# Few Glass Pots



## myingling (Jan 28, 2015)

Made few 3in bronzed glass over slate calls flamed ash pots ,,, make so many copper pots wasn't sure if I remembered how do these up LOL

little sound

Reactions: Like 10


----------



## NYWoodturner (Jan 28, 2015)

Nice. Is that thunder or gunshots in the background ?

Reactions: Thank You! 1


----------



## ripjack13 (Jan 28, 2015)

That sounds just like the real thing. Nice job....

Reactions: Like 1


----------



## myingling (Jan 28, 2015)

NYWoodturner said:


> Nice.

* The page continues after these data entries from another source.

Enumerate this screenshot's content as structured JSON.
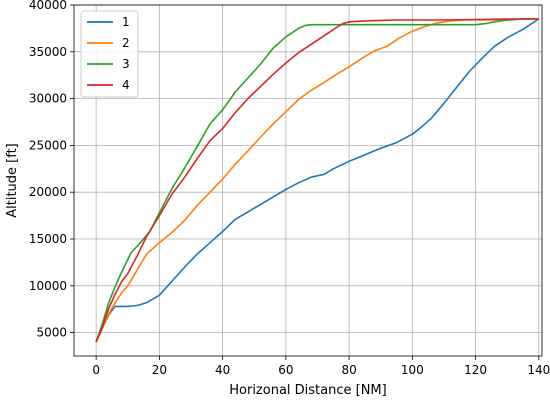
{
  "chart_data": {
    "type": "line",
    "title": "",
    "xlabel": "Horizonal Distance [NM]",
    "ylabel": "Altitude [ft]",
    "xlim": [
      -7,
      141
    ],
    "ylim": [
      2500,
      40000
    ],
    "xticks": [
      0,
      20,
      40,
      60,
      80,
      100,
      120,
      140
    ],
    "yticks": [
      5000,
      10000,
      15000,
      20000,
      25000,
      30000,
      35000,
      40000
    ],
    "grid": true,
    "legend_position": "top-left",
    "series": [
      {
        "name": "1",
        "color": "#1f77b4",
        "x": [
          0,
          2,
          4,
          6,
          8,
          10,
          13,
          16,
          20,
          24,
          28,
          32,
          36,
          40,
          44,
          48,
          52,
          56,
          60,
          64,
          68,
          72,
          75,
          80,
          85,
          90,
          95,
          100,
          103,
          106,
          110,
          114,
          118,
          122,
          126,
          130,
          135,
          140
        ],
        "y": [
          4000,
          5500,
          6900,
          7800,
          7800,
          7800,
          7900,
          8200,
          9000,
          10500,
          12000,
          13400,
          14600,
          15800,
          17100,
          17900,
          18700,
          19500,
          20300,
          21000,
          21600,
          21900,
          22500,
          23300,
          24000,
          24700,
          25300,
          26200,
          27000,
          27900,
          29500,
          31200,
          32900,
          34300,
          35600,
          36500,
          37400,
          38500
        ]
      },
      {
        "name": "2",
        "color": "#ff7f0e",
        "x": [
          0,
          2,
          4,
          6,
          8,
          10,
          13,
          16,
          20,
          24,
          28,
          32,
          36,
          40,
          44,
          48,
          52,
          56,
          60,
          64,
          68,
          72,
          76,
          80,
          84,
          88,
          92,
          96,
          100,
          104,
          108,
          112,
          116,
          120,
          125,
          130,
          135,
          140
        ],
        "y": [
          4000,
          5500,
          7000,
          8200,
          9200,
          10000,
          11700,
          13400,
          14600,
          15700,
          17000,
          18600,
          20000,
          21400,
          23000,
          24400,
          25900,
          27300,
          28600,
          29900,
          30900,
          31700,
          32600,
          33400,
          34300,
          35100,
          35600,
          36500,
          37200,
          37700,
          38100,
          38300,
          38400,
          38400,
          38400,
          38400,
          38500,
          38500
        ]
      },
      {
        "name": "3",
        "color": "#2ca02c",
        "x": [
          0,
          2,
          4,
          6,
          8,
          11,
          14,
          17,
          20,
          24,
          28,
          32,
          36,
          40,
          44,
          48,
          52,
          56,
          60,
          64,
          66,
          68,
          70,
          75,
          80,
          90,
          100,
          110,
          120,
          123,
          126,
          130,
          135,
          140
        ],
        "y": [
          4000,
          6000,
          8200,
          9900,
          11400,
          13500,
          14600,
          15800,
          17800,
          20400,
          22600,
          24900,
          27300,
          28800,
          30700,
          32200,
          33700,
          35400,
          36600,
          37500,
          37800,
          37900,
          37900,
          37900,
          37900,
          37900,
          37900,
          37900,
          37900,
          38000,
          38200,
          38400,
          38500,
          38500
        ]
      },
      {
        "name": "4",
        "color": "#d62728",
        "x": [
          0,
          2,
          4,
          6,
          8,
          10,
          13,
          16,
          20,
          24,
          28,
          32,
          36,
          40,
          44,
          48,
          52,
          56,
          60,
          64,
          68,
          72,
          76,
          78,
          80,
          85,
          90,
          95,
          100,
          110,
          120,
          130,
          140
        ],
        "y": [
          4000,
          5600,
          7600,
          9100,
          10400,
          11300,
          13200,
          15300,
          17500,
          19800,
          21600,
          23600,
          25500,
          26800,
          28500,
          30000,
          31300,
          32600,
          33800,
          34900,
          35800,
          36700,
          37600,
          38000,
          38200,
          38300,
          38350,
          38400,
          38400,
          38400,
          38450,
          38500,
          38500
        ]
      }
    ]
  }
}
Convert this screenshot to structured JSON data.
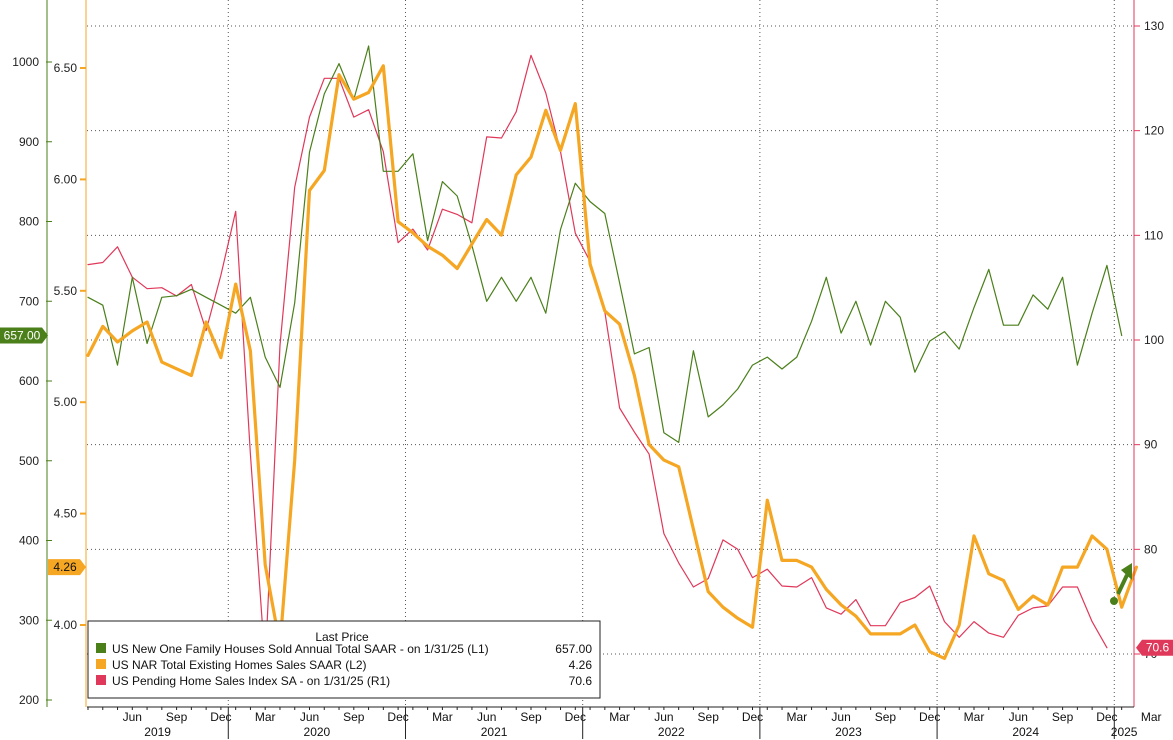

Is that thunder or gunshots in the background ?


 
Neither they are behind my place reclaiming the old boney pile its big for the power plants ,,, big excavator I would say kicking his bucket every once and a while keep it cleaned out LOL
Yea its a pain when I try run sound files lol

Reactions: Funny 1


----------



## michael dee (Jan 28, 2015)

Great looking and sounding calls

Reactions: Like 1


----------



## manbuckwal (Jan 28, 2015)

Nice looking calls ! Great props too

Reactions: Like 1


----------



## dbroswoods (Feb 1, 2015)

Great looking pots Mike!!!! 

Mark

Reactions: Like 1


----------